Kevin Spradlin
CUMBERLAND — Delegate LeRoy Myers wished everyone a “Merry Christmas” at the annual prelegislative breakfast with the District 1 delegation to Annapolis.
It might be difficult, however, to get into the holiday spirit after the discussion he and his fellow lawmakers led Wednesday at the annual event at the Holiday Inn sponsored by the Allegany County Chamber of Commerce Legislative Committee.
The audience was comprised of more than 60 dues-paying business professionals. The message conveyed by Myers — along with Sen. George Edwards, Delegates Kevin Kelly and Wendell Beitzel, and Ron Wineholt, vice president for governmental affairs for the Maryland Chamber of Commerce — was anything but business-friendly.
In 2006, Myers said, a report rated Maryland 11th in the country “as far as places to do business.” The Free State is now rated 45th, behind neighboring states Delaware (eighth), Virginia (15th), Pennsylvania (27th) and West Virginia (37th).
The information was taken from the 2010 State Business Tax Climate Index in a September by the Tax Foundation, a nonprofit research and public education organization.
“We’re becoming the state not to do business in,” Myers said. “We have to do something about that.”
Myers said that because 2010 is an election year, how Gov. Martin O’Malley approaches a resolution will be unique.
“I believe the governor is going to rely on us for our help to cut the budget,” Myers said, “and at the same time, blame it on the legislature instead of taking responsibility himself.”
Myers said of the seven previous legislative sessions, “I think (2010 is) going to be the most interesting one.”

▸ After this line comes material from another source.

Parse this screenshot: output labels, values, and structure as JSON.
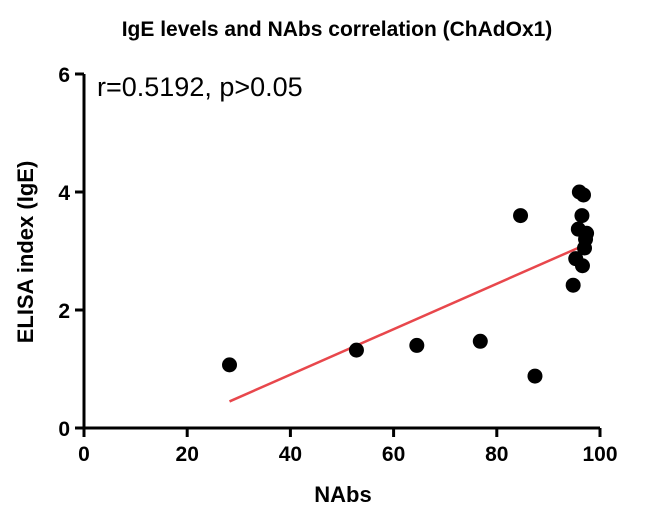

Lawmakers are “doing a great job of driving business out of the state of Maryland,” Myers said, with an unprecedented increase in the unemployment insurance rate and passing legislation that expanded unemployment benefits to part-time workers in the 2009 General Assembly.
His Clear Spring construction firm has managed the cost increases with layoffs — which places additional burden on an already stressed Maryland Unemployment Insurance Trust Fund.
“I had to lay people off. It just killed me,” Myers said. “But that’s the only way we’re surviving.”
Wineholt said he believes the state’s Unemployment Insurance Trust Fund, which had a balance of more than $800 million in November 2008 and about $220 million in November 2009, will be bankrupt by March. The rate hike will help the state replenish the fund with about $300 million in new money, Wineholt said, but “of course, it couldn’t come at a worse time.”
Sam Griffith of The National Jet Co. in LaVale said it seems that the expansion of unemployment benefits goes against the concept of making people want to work. Sheri Sensabaugh, of the temporary employment business ACT Personnel Service Inc., said her company has jobs available.
When she contacts potential workers, “they will not go to work for me,” choosing instead to collect unemployment benefits, Sensabaugh said.
Stacey Bingaman of First Peoples Federal Credit Union suggested that lawmakers run government as business owners run their companies. Perhaps inflated pension plans, take-home vehicles and health benefits for retirees should be reconsidered, he said.
Edwards said that some of the 188 legislators in Annapolis “don’t understand the consequences” of bills they support because they’ve never run a business.
In addition to the unemployment insurance issues, new storm-water management regulations, which go into effect May 1, “will stop construction,” Myers predicted.
Wineholt said the Maryland Chamber of Commerce opposes the regulations, which tax businesses based on the amount of square feet of impervious surface. Private property owners are charged at a reduced rate, he said.
Myers said the Maryland Republican House Caucus has $3.5 billion in potential cuts to propose to O’Malley. Eliminating 2,000 state jobs would save $120 million. Foregoing a 2 percent cost of living adjustment for one year would save $76 million.
Edwards said the state faces a projected deficit of $1.5 billion in the Denext fiscal year, which begins July 1.
“That’s not too bad,” Edwards said. “The next year could be even worse.”